CARBON TAXES….Carbon taxes are clearly a more efficient way of reducing greenhouse gases than a growing hodgepodge of environmental regulations, so it would make sense to quit adding regulations to the pile and instead enact a carbon tax, right? But we don’t. Mark Thoma is puzzled:

Despite the economic superiority of taxes over mandates in terms of the efficiency properties, there is substantial public support for mandates such as CAFE standards over taxes, and mandates continue to garner enough votes in the legislature to pass and be signed into law.

Why might that be? In thinking about efficiency as the primary reason for promoting one policy over the other, I think we might be missing something important: equity. More choice is best most of the time, but when it’s a matter of being constrained, of not being able to do something you want or need to do, people want that constraint on behavior to be shared equally — especially when it involves something as essential to daily life as energy.

….I don’t think policies that allow certain segment of the population to “buy out” of the constraint will find much popular support. If the poor are passed by roaring, gas guzzling, sports cars on the freeway as they drive their gas saving, small hybrid, they won’t feel that is fair.

Hmmm. There’s probably something to this, but I wonder if the initial assumption is really correct?
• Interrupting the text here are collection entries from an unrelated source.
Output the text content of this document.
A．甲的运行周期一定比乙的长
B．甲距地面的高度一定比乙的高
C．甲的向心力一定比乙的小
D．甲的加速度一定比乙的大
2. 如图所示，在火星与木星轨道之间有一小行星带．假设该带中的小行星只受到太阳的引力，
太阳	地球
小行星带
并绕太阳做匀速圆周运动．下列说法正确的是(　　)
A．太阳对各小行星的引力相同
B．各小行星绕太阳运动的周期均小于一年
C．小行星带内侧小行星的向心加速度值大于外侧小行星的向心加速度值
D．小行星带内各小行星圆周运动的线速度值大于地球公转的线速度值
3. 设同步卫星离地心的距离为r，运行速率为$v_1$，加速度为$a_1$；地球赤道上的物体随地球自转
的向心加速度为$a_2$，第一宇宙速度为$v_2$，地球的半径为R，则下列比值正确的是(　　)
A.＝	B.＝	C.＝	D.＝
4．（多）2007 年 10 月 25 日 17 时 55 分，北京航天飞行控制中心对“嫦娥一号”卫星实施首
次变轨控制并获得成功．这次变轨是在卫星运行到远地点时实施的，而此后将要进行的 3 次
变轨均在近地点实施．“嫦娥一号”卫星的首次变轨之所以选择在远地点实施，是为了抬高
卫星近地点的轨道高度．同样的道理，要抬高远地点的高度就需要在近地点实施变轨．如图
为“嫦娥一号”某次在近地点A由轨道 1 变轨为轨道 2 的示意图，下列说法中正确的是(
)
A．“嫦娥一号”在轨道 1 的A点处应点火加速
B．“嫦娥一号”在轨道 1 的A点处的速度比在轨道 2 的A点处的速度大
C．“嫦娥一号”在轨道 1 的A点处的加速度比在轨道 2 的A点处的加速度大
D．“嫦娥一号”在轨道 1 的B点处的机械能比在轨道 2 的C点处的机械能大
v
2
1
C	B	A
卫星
According to the boffins at the Carbon Tax Center, a couple of recent polls suggest otherwise: A Field poll in November showed 72% of Californians in favor of a carbon tax (though, amusingly, “this declines to 53% if the tax were to result in Californians’ paying higher prices for goods and services”) and a BBC poll found 74% of Americans in favor of taxing coal and oil as long as the revenues are earmarked for energy research. So Americans may actually be pretty open to the idea of a broad-based carbon tax.

Republican politicians, of course, are a whole different story. Greg Mankiw can yell “Pigou Club” until he’s blue in the face, but as a Republican himself he knows perfectly well that it won’t do any good because Grover Norquist and the Wall Street Journal editorial page will cheerfully eviscerate any Republican who dares to raise any tax of any kind, regardless of how efficient it is, what it’s funding, or whether it’s revenue neutral. So while transforming public opinion is always important, in this case a salutary drubbing at the polls for the GOP is probably more likely to move us in the direction of a sensible carbon policy. It certainly can’t hurt, anyway.